Really weird because it looks like the storms went underground then popped up through a hole by the side of the highway. I blame the trucks. 😉

Tony
March 18, 2010 7:05 am

That is an interesting image of a thunderstorm. As an airline pilot flying in the tropical Asia, I see many many thunderstorms and our weather radars typically paint a completely different image to the one presented above. Especially when the precipitation is heavy our radars often suffer severe attenuation. It would be interesting to know how that image was actually formed.
However, I have noticed how convective activity does tend to be present around the cities. Not so good for the airplanes wanting to arrive and depart said cities! But it has to be remembered that TS requires an unstable atmosphere, generally meaning that they will form, it is just a matter of where the first suitable trigger is that the unstable air comes across first. High ground, city or simply relatively hotter terrain compared to the sea.
I can’t imagine that UHI will cause more TS, but may affect where TS will form depending primarily on the 2000′ wind direction.

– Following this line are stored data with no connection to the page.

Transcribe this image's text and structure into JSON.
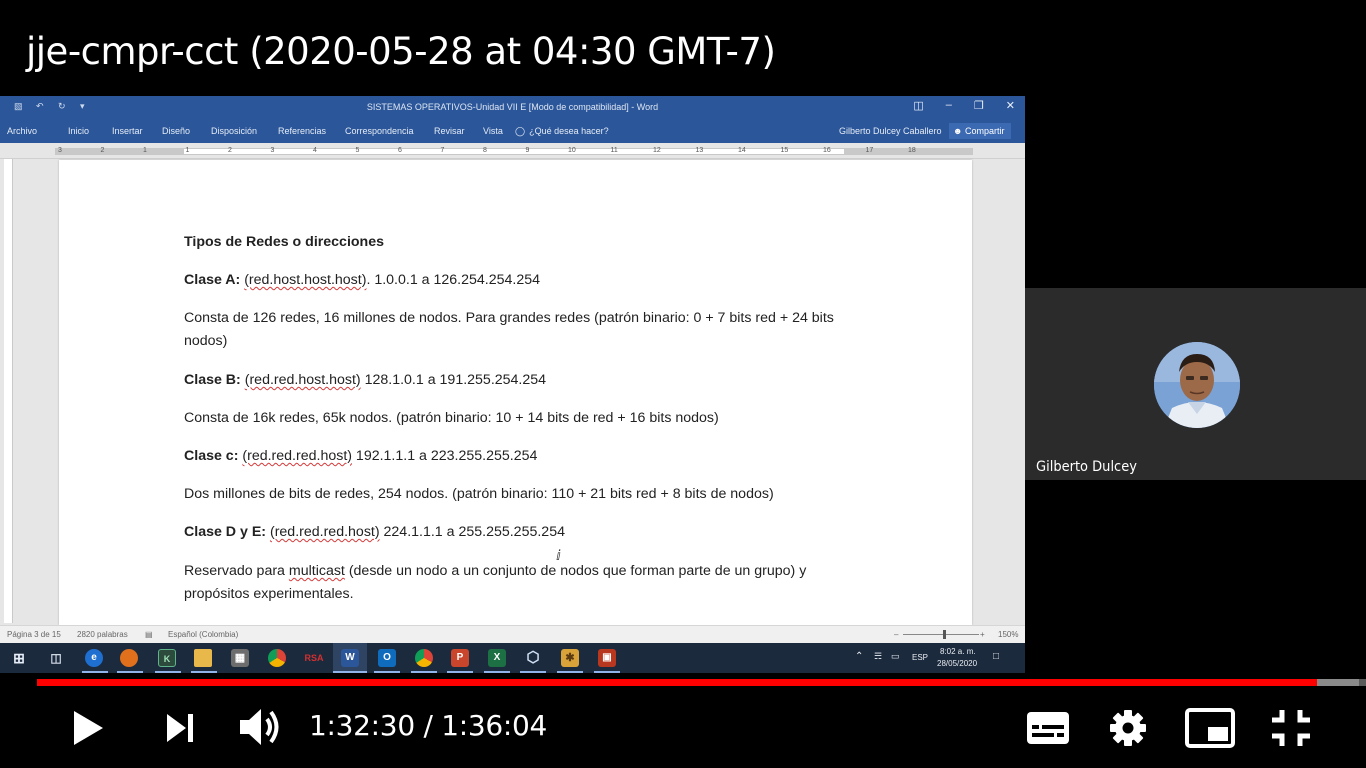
{
  "video": {
    "title": "jje-cmpr-cct (2020-05-28 at 04:30 GMT-7)",
    "current_time": "1:32:30",
    "separator": " / ",
    "duration": "1:36:04",
    "progress_played": 0.9633,
    "progress_loaded": 0.995
  },
  "word": {
    "doc_title": "SISTEMAS OPERATIVOS-Unidad VII E [Modo de compatibilidad] - Word",
    "tabs": [
      "Archivo",
      "Inicio",
      "Insertar",
      "Diseño",
      "Disposición",
      "Referencias",
      "Correspondencia",
      "Revisar",
      "Vista",
      "¿Qué desea hacer?"
    ],
    "user": "Gilberto Dulcey Caballero",
    "share": "Compartir",
    "ruler_numbers": [
      "3",
      "2",
      "1",
      "1",
      "2",
      "3",
      "4",
      "5",
      "6",
      "7",
      "8",
      "9",
      "10",
      "11",
      "12",
      "13",
      "14",
      "15",
      "16",
      "17",
      "18"
    ],
    "status": {
      "page": "Página 3 de 15",
      "words": "2820 palabras",
      "language": "Español (Colombia)",
      "zoom": "150%"
    }
  },
  "document": {
    "heading": "Tipos de Redes o direcciones",
    "clase_a": {
      "label": "Clase A:",
      "pattern": "(red.host.host.host)",
      "range": ". 1.0.0.1  a   126.254.254.254"
    },
    "desc_a": "Consta de 126 redes, 16 millones de nodos. Para grandes redes (patrón binario: 0 + 7 bits red + 24 bits nodos)",
    "clase_b": {
      "label": "Clase B:",
      "pattern": "(red.red.host.host)",
      "range": " 128.1.0.1  a   191.255.254.254"
    },
    "desc_b": "Consta de 16k redes, 65k nodos.  (patrón binario: 10 + 14 bits de red + 16 bits nodos)",
    "clase_c": {
      "label": "Clase c:",
      "pattern": "(red.red.red.host)",
      "range": " 192.1.1.1  a  223.255.255.254"
    },
    "desc_c": "Dos millones de bits de redes, 254 nodos. (patrón binario: 110 + 21 bits red + 8 bits de nodos)",
    "clase_de": {
      "label": "Clase D y E:",
      "pattern": "(red.red.red.host)",
      "range": " 224.1.1.1  a  255.255.255.254"
    },
    "desc_de_1": "Reservado para ",
    "desc_de_word": "multicast",
    "desc_de_2": " (desde un nodo a un conjunto de nodos que forman parte de un grupo) y propósitos experimentales."
  },
  "taskbar": {
    "icons": [
      "windows-start",
      "task-view",
      "edge",
      "firefox",
      "cmd",
      "file-explorer",
      "calculator",
      "chrome",
      "rsa",
      "word",
      "outlook",
      "chrome",
      "powerpoint",
      "excel",
      "3d-viewer",
      "tools",
      "app"
    ],
    "rsa_label": "RSA",
    "language": "ESP",
    "time": "8:02 a. m.",
    "date": "28/05/2020"
  },
  "participant": {
    "name": "Gilberto Dulcey"
  },
  "colors": {
    "word_blue": "#2b579a",
    "progress_red": "#ff0000",
    "participant_bg": "#2b2b2b"
  }
}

Outside of the tropics, I would imagine frontal weather would be the most common trigger. UHI would be way down the list.

Svart
March 18, 2010 7:12 am

I live in Atlanta. Each thunderstorm season (as we call spring and summer around here), I watch Wunderground’s NexRad products with the glee of a child waiting for the next thunderstorm to roll in. I’m somewhat of an amateur severe storm buff you could say.
I’ve also noticed on many occasions that lines of storms will break around the city perimeter as well as intensify. Many times I’ve watched severe lines that tracked for hundreds of miles simply fall apart around the city and then re-intensify when they’ve gone by.
So yes, the heat island is there, although I don’t think we can say that it will intensify each storm that rolls through. I’d wager to guess that it’s probably about half.

AntiLieGuy
March 18, 2010 7:34 am

[snip]
No chemtrails posts, please. ~dbs, mod.